Выбора нет, приходится шагать за ним. Пока я мечтаю о случайно завалявшемся в кармане куске мыла, чтобы высвободить руку из металлического капкана, краем глаза замечаю пару крупных светлячков. Они то появляются в ближайших кустах, то пропадают, то снова следуют за нами в полутьме густой поросли. Вдруг догадываюсь, что никакие это не светлячки, а глаза, и мой спутник, судя по настороженному виду, придерживается такого же мнения. Он подбирает камень побольше, и я не понимаю зачем, при таком-то ноже. Но вместо ответа святоша хватает меня за руку и дёргает вниз. Мы падаем в грязь, и пока соскальзываем по склону в овраг, Безымянный умудряется швырнуть камень в ближайшее «вонючее» дерево. Позади раздаётся хлопок – лопается кора, выбрасывая в лесную чащу облако блестящих спор. В тот же миг мы скатываемся под выступ скалы, протискиваемся под растопыренные корни старого дерева и замираем. Корни паутиной переплетаются над нашими головами, словно шалаш.

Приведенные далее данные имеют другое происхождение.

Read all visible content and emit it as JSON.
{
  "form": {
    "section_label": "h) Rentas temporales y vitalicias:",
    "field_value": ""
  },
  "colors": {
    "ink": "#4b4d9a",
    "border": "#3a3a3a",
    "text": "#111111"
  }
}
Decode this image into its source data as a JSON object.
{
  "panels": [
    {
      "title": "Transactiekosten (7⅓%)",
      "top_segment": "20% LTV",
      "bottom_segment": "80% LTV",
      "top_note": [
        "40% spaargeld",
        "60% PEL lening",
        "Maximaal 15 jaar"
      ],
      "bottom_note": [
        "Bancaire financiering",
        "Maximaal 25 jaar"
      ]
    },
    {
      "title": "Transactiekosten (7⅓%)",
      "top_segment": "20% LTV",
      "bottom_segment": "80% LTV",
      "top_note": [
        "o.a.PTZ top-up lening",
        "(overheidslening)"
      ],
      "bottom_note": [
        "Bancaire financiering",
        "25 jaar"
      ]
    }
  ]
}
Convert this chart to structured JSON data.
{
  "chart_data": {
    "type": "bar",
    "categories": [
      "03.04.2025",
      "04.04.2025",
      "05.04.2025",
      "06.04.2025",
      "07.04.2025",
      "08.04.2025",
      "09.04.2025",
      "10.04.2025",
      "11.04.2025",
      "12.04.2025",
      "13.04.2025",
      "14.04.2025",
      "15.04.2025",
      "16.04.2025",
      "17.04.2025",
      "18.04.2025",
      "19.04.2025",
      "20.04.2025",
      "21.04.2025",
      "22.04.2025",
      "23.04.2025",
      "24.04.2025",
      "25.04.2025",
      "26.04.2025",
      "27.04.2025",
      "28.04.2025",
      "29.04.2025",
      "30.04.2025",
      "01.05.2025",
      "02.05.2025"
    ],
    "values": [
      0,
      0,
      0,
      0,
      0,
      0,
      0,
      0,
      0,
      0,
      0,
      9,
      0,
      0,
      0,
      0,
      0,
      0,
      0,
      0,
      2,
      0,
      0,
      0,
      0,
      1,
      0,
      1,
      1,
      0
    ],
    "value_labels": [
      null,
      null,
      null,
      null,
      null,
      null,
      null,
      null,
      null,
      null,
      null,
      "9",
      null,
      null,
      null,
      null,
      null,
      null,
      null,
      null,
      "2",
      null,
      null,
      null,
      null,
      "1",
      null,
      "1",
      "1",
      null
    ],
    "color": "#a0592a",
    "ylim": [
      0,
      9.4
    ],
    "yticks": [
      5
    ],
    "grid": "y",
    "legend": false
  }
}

– Отличная идея вываляться в грязи, – бормочу я и потираю саднящее запястье под железным браслетом. – Чуть руку не сломал!

– Ты же сама привязалась ко мне. – Святоша копошится, устраиваясь поудобнее. – И болтаешься, как приманка для ферусов.

– Так это ферус! – Я с ужасом вспоминаю скромные познания из старых архивов и вздрагиваю. Страшная тварь. – Вонючее дерево ему не навредит. Или ты думаешь, оно скроет наш запах?

– Надеюсь, – бормочет он над самым ухом. – Все хищники хорошо слышат и прекрасно видят в темноте, поэтому замри и заткнись.

Не нравится мне его тон. Я тайком читала книги для подмастерьев Доверенных, запрещённые для остальных, и в курсе о возможностях хищников и ядовитых спор. Закрываю нос капюшоном. Святоша в сердитом молчании проделывает то же. Он знает, что споры вдыхать опасно. Так может, он учится у Доверенных? Подмастерье? Уж больно спокоен и осведомлён о том, что делать, и где прятаться. В таком случае он просто приведёт меня к ним, и я вернусь в Аллидион, если, конечно, нас не сожрёт ферус.

В тесном шалаше сыро, пахнет грибами и прелыми листьями. Мы загнаны в угол. Хищник бродит над нами, и едва заметно, мягкой поступью проверяет старые корни на прочность, стряхивая едкие споры. Кажется, он и правда потерял след. И всё же у меня холодеют внутренности и сердце стучит на весь лес. Ворчание и сопение слышится будто над самым ухом, и я вздрагиваю от малейших шорохов. Секунды тянутся, словно резиновые. Я нащупываю в руке моего попутчика холодное лезвие ножа. В случае атаки феруса, нож лучше воткнуть в артерию на шее зверя. Но хочется верить, что кровопускание хищнику не потребуется, и он уйдёт. Я жмусь к святоше то ли от страха, то ли из-за тесноты: от него разит болотом и тиной; полагаю, и от меня не благовониями, не похоже, что споры перекрыли наш яркий запах. Будет обидно так глупо помереть, едва оказавшись на свободе.